Sync your media files

1. Select media files
... or drop your audio files
2. Verify timeline
3. Verify synchronization output
4. download results


More information

What is this for?
This page aims to synchronize media files which share common audio.
It is best explained with an example: Say you have a high quality microhone recording captured at the same time your camera was also recording a low quality audio stream. Now you want to synchronize and use the high quality audio for your video stream. This page allows you to automatically synchronize these recorings.
How do I use this?
Drop the media files you want to synchronize on the placeholder above. The first media file serves as a reference: the other files attempt to sync with the reference file and modify their signals to match the refence timeline.
What happens if I drop a video file?
The tool automatically uses the first audio stream in the video container for synchronisation.
What does the 'Download synchronized audio' button do?
It copies the reference audio stream to channel zero, the first synchronized stream is found on channel one and so forth. Wav files support up to 255 channels. Silence is added at the start or the start is trimmed to match the reference timeline. Note that the output is reduced to mono, 16kHz for now.
I do not want to share any audiovisual material. Can I use this page?
There is no media uploaded to the server or shared in any way. Transcoding and synchronization happens at client side thanks to the power of WebAssembly.
What is the meaning of the numbers in the table?
The first percentage, next to the file name, is the time-stretching factor. It says how much the reference needs to be stretched (or compressed) in time to match the reference. Note that this percentage is rounded and an indication. However, if it is not 100%, pay attention since that means the downloaded synchroinzed audio will only be synced on one point in the stream (the middle of the matches).

The next number gives an absolute number of matching fingerprints: e.g. 398. Next to it, the duration of the match is given. During this amount of seconds, matching fingerprints are found in the reference. It says something about the overlap of audio fragments.

The next percentage, in the bar graph, is the ratio between the number of extracted fingerprints and the matched fingerprints. If one in five extracted fingerprints match with the reference, it is, logically, 20%.

filename.wav 101%327 matches over 100s
29%

Example of a match: 327 fingerprints match in 100 seconds which means that this is a robust match. The 101% means that the file is about one or two percent slower than the reference. The 29% again indicates a robust match since about one in three fingerprints match.

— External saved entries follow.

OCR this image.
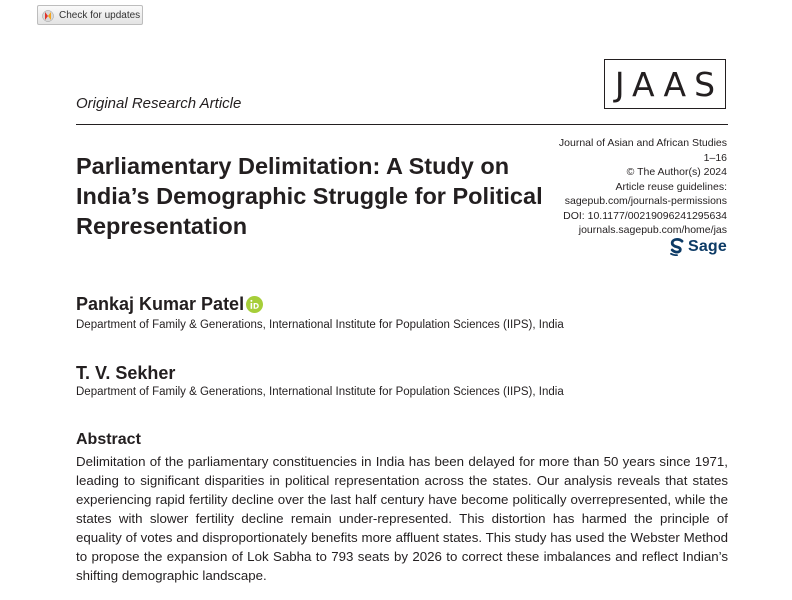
Check for updates
JAAS
Original Research Article
Journal of Asian and African Studies
1–16
© The Author(s) 2024
Article reuse guidelines:
sagepub.com/journals-permissions
DOI: 10.1177/00219096241295634
journals.sagepub.com/home/jas
Sage
Parliamentary Delimitation: A Study on India’s Demographic Struggle for Political Representation
Pankaj Kumar Patel
Department of Family & Generations, International Institute for Population Sciences (IIPS), India
T. V. Sekher
Department of Family & Generations, International Institute for Population Sciences (IIPS), India
Abstract
Delimitation of the parliamentary constituencies in India has been delayed for more than 50 years since 1971, leading to significant disparities in political representation across the states. Our analysis reveals that states experiencing rapid fertility decline over the last half century have become politically overrepresented, while the states with slower fertility decline remain under-represented. This distortion has harmed the principle of equality of votes and disproportionately benefits more affluent states. This study has used the Webster Method to propose the expansion of Lok Sabha to 793 seats by 2026 to correct these imbalances and reflect Indian’s shifting demographic landscape.
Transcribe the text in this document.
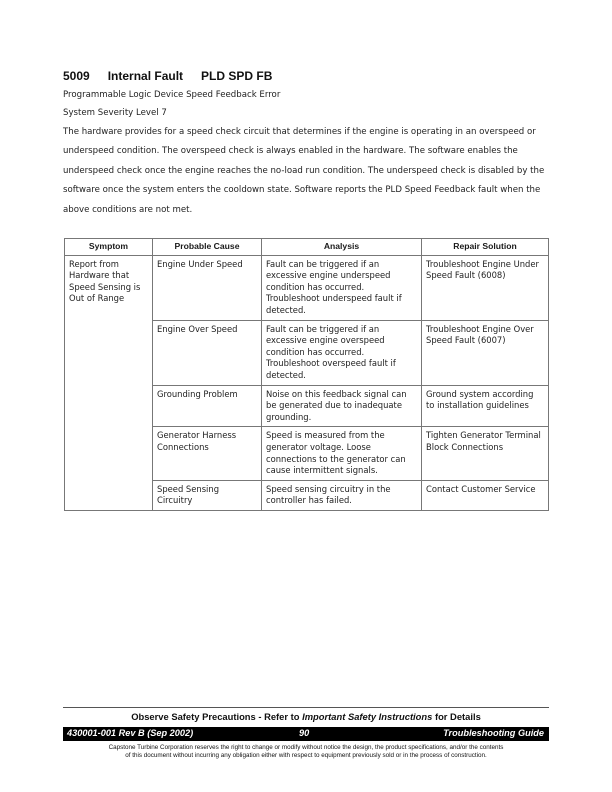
5009 Internal Fault PLD SPD FB
Programmable Logic Device Speed Feedback Error
System Severity Level 7
The hardware provides for a speed check circuit that determines if the engine is operating in an overspeed or underspeed condition. The overspeed check is always enabled in the hardware. The software enables the underspeed check once the engine reaches the no-load run condition. The underspeed check is disabled by the software once the system enters the cooldown state. Software reports the PLD Speed Feedback fault when the above conditions are not met.
Symptom	Probable Cause	Analysis	Repair Solution
Report from Hardware that Speed Sensing is Out of Range	Engine Under Speed	Fault can be triggered if an excessive engine underspeed condition has occurred. Troubleshoot underspeed fault if detected.	Troubleshoot Engine Under Speed Fault (6008)
	Engine Over Speed	Fault can be triggered if an excessive engine overspeed condition has occurred. Troubleshoot overspeed fault if detected.	Troubleshoot Engine Over Speed Fault (6007)
	Grounding Problem	Noise on this feedback signal can be generated due to inadequate grounding.	Ground system according to installation guidelines
	Generator Harness Connections	Speed is measured from the generator voltage. Loose connections to the generator can cause intermittent signals.	Tighten Generator Terminal Block Connections
	Speed Sensing Circuitry	Speed sensing circuitry in the controller has failed.	Contact Customer Service
Observe Safety Precautions - Refer to Important Safety Instructions for Details
430001-001 Rev B (Sep 2002)	90	Troubleshooting Guide
Capstone Turbine Corporation reserves the right to change or modify without notice the design, the product specifications, and/or the contents
of this document without incurring any obligation either with respect to equipment previously sold or in the process of construction.
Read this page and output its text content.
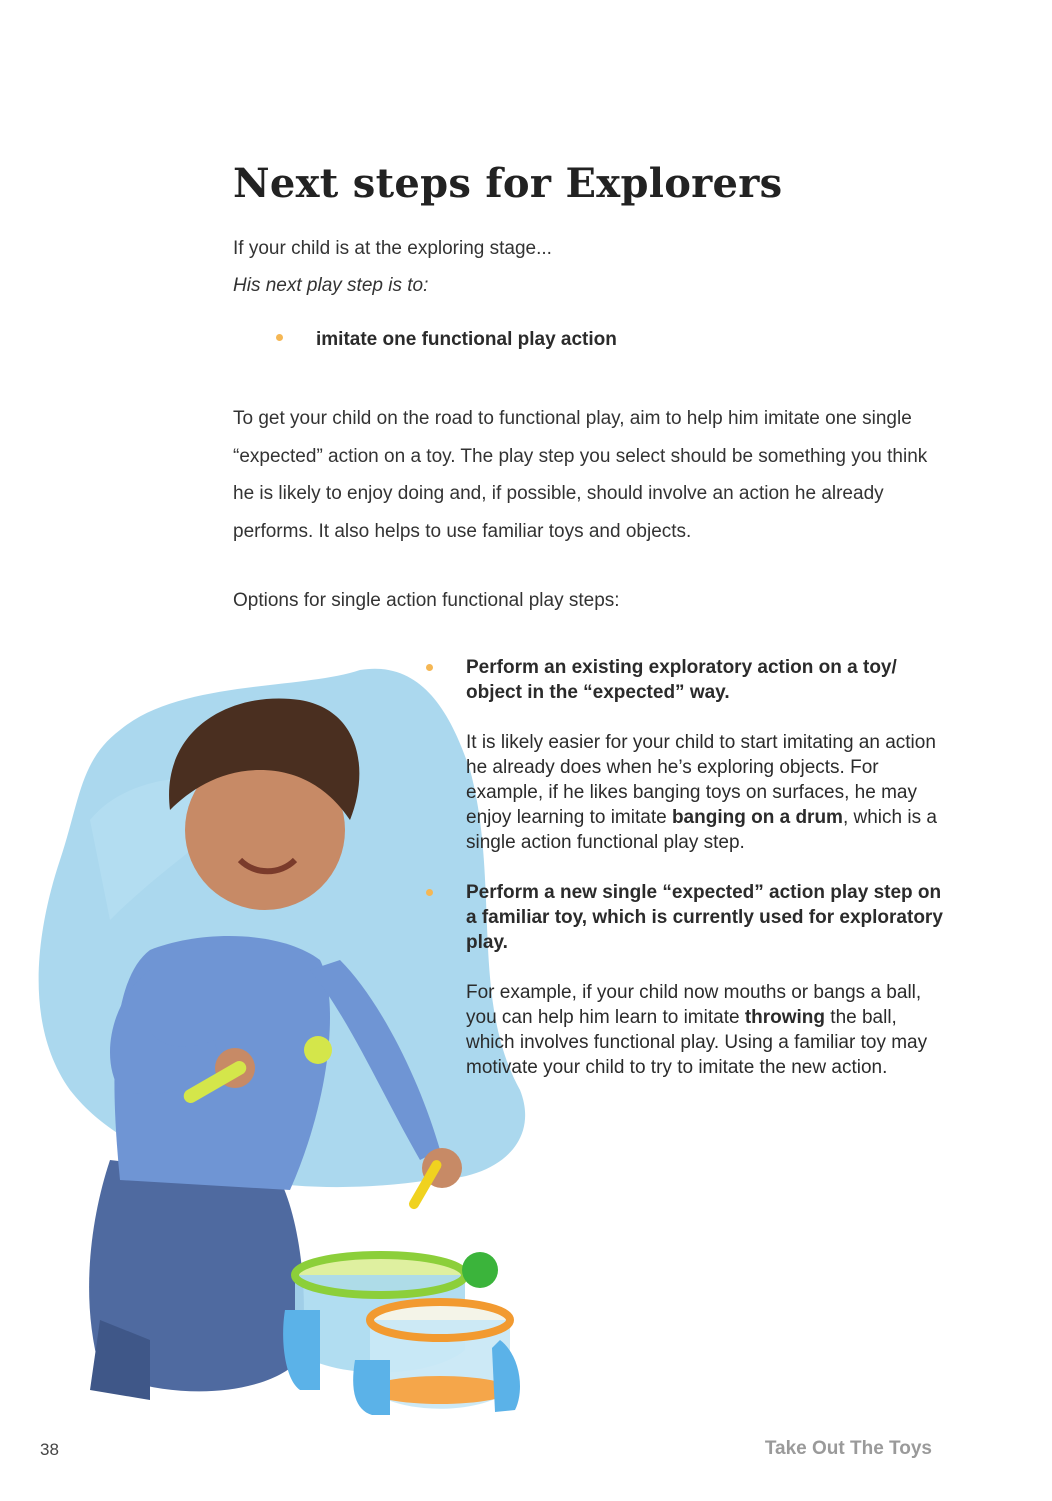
Next steps for Explorers
If your child is at the exploring stage...
His next play step is to:
imitate one functional play action
To get your child on the road to functional play, aim to help him imitate one single “expected” action on a toy. The play step you select should be something you think he is likely to enjoy doing and, if possible, should involve an action he already performs. It also helps to use familiar toys and objects.
Options for single action functional play steps:
Perform an existing exploratory action on a toy/ object in the “expected” way.
It is likely easier for your child to start imitating an action he already does when he’s exploring objects. For example, if he likes banging toys on surfaces, he may enjoy learning to imitate banging on a drum, which is a single action functional play step.
Perform a new single “expected” action play step on a familiar toy, which is currently used for exploratory play.
For example, if your child now mouths or bangs a ball, you can help him learn to imitate throwing the ball, which involves functional play. Using a familiar toy may motivate your child to try to imitate the new action.
38	Take Out The Toys
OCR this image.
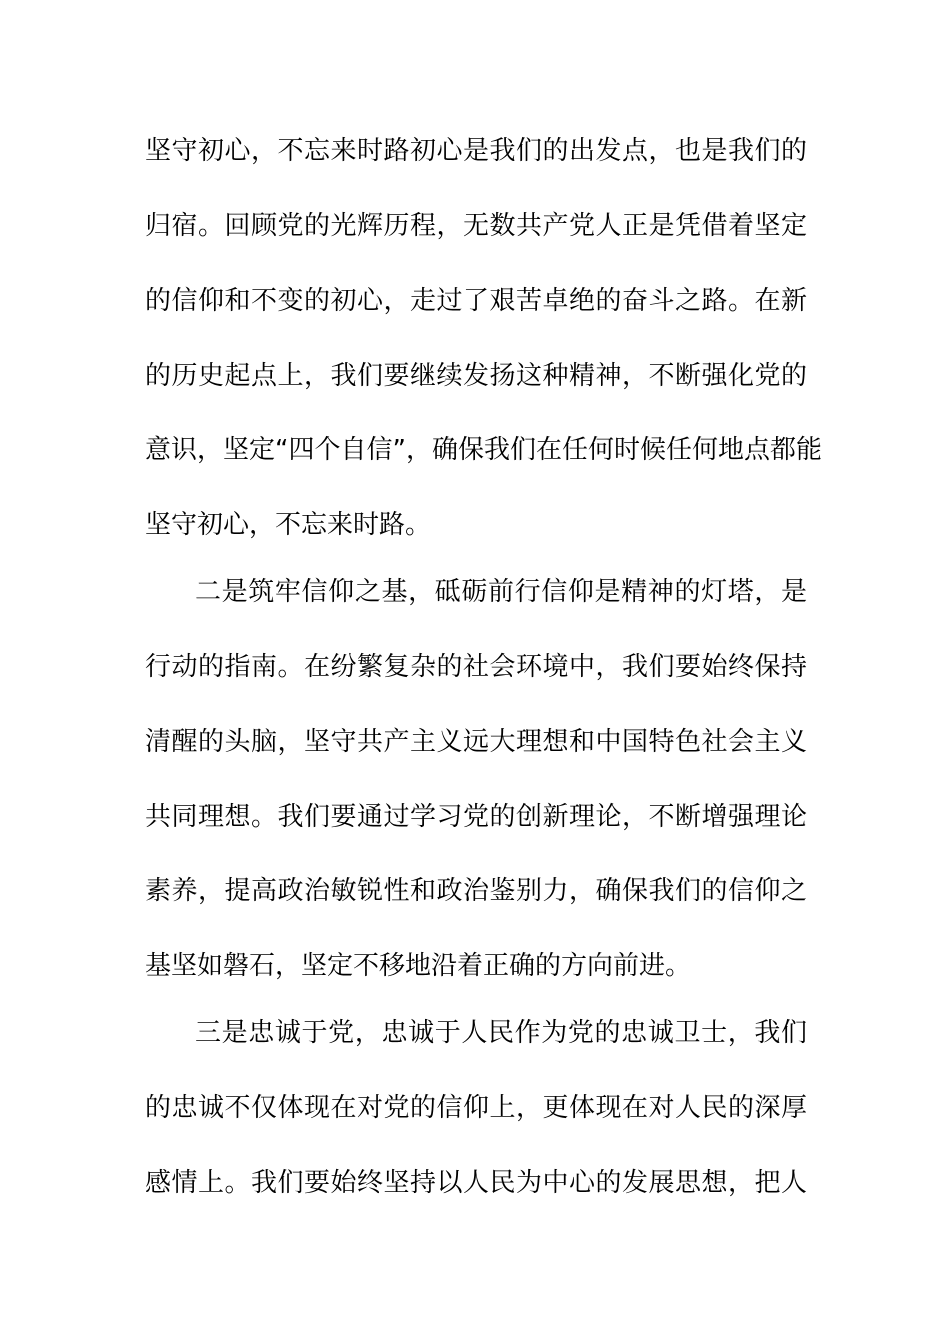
坚守初心，不忘来时路初心是我们的出发点，也是我们的
归宿。回顾党的光辉历程，无数共产党人正是凭借着坚定
的信仰和不变的初心，走过了艰苦卓绝的奋斗之路。在新
的历史起点上，我们要继续发扬这种精神，不断强化党的
意识，坚定“四个自信”，确保我们在任何时候任何地点都能
坚守初心，不忘来时路。
二是筑牢信仰之基，砥砺前行信仰是精神的灯塔，是
行动的指南。在纷繁复杂的社会环境中，我们要始终保持
清醒的头脑，坚守共产主义远大理想和中国特色社会主义
共同理想。我们要通过学习党的创新理论，不断增强理论
素养，提高政治敏锐性和政治鉴别力，确保我们的信仰之
基坚如磐石，坚定不移地沿着正确的方向前进。
三是忠诚于党，忠诚于人民作为党的忠诚卫士，我们
的忠诚不仅体现在对党的信仰上，更体现在对人民的深厚
感情上。我们要始终坚持以人民为中心的发展思想，把人
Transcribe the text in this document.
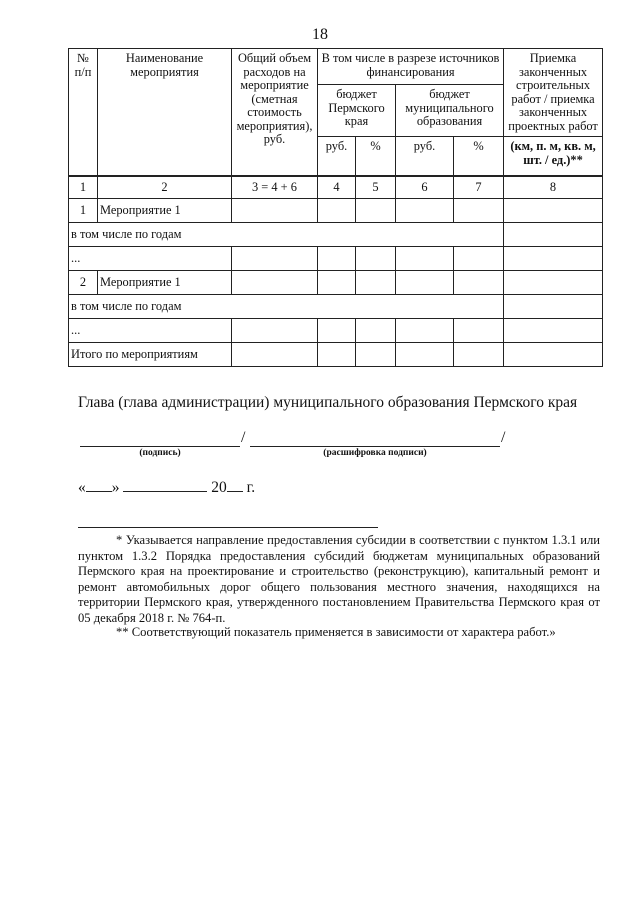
18
№ п/п	Наименование мероприятия	Общий объем расходов на мероприятие (сметная стоимость мероприятия), руб.	В том числе в разрезе источников финансирования				Приемка законченных строительных работ / приемка законченных проектных работ
			бюджет Пермского края		бюджет муниципального образования		
			руб.	%	руб.	%	(км, п. м, кв. м, шт. / ед.)**
1	2	3 = 4 + 6	4	5	6	7	8
1	Мероприятие 1						
в том числе по годам							
...							
2	Мероприятие 1						
в том числе по годам							
...							
Итого по мероприятиям							
Глава (глава администрации) муниципального образования Пермского края
/	/
(подпись)	(расшифровка подписи)
« »	20 г.
* Указывается направление предоставления субсидии в соответствии с пунктом 1.3.1 или пунктом 1.3.2 Порядка предоставления субсидий бюджетам муниципальных образований Пермского края на проектирование и строительство (реконструкцию), капитальный ремонт и ремонт автомобильных дорог общего пользования местного значения, находящихся на территории Пермского края, утвержденного постановлением Правительства Пермского края от 05 декабря 2018 г. № 764-п.
** Соответствующий показатель применяется в зависимости от характера работ.»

What is the difference between the Download trimmed and Download extended?
The download button creates a wav file with as many channels as input files. The first file, the media file with reference audio file, can be found on channel zero 🤟. Each channel is synchronized to the first channel. In the trimmed download all channels have the same length as the reference audio. For the extended download all audio is kept, even when it starts before the reference or ends after the reference.
What does the Download JSON buton do?
It creates a JSON file containing the information on the matching audio. For the reference audio the duration is included. For all other audio the offsets and matching times are included for each matching fingerprint.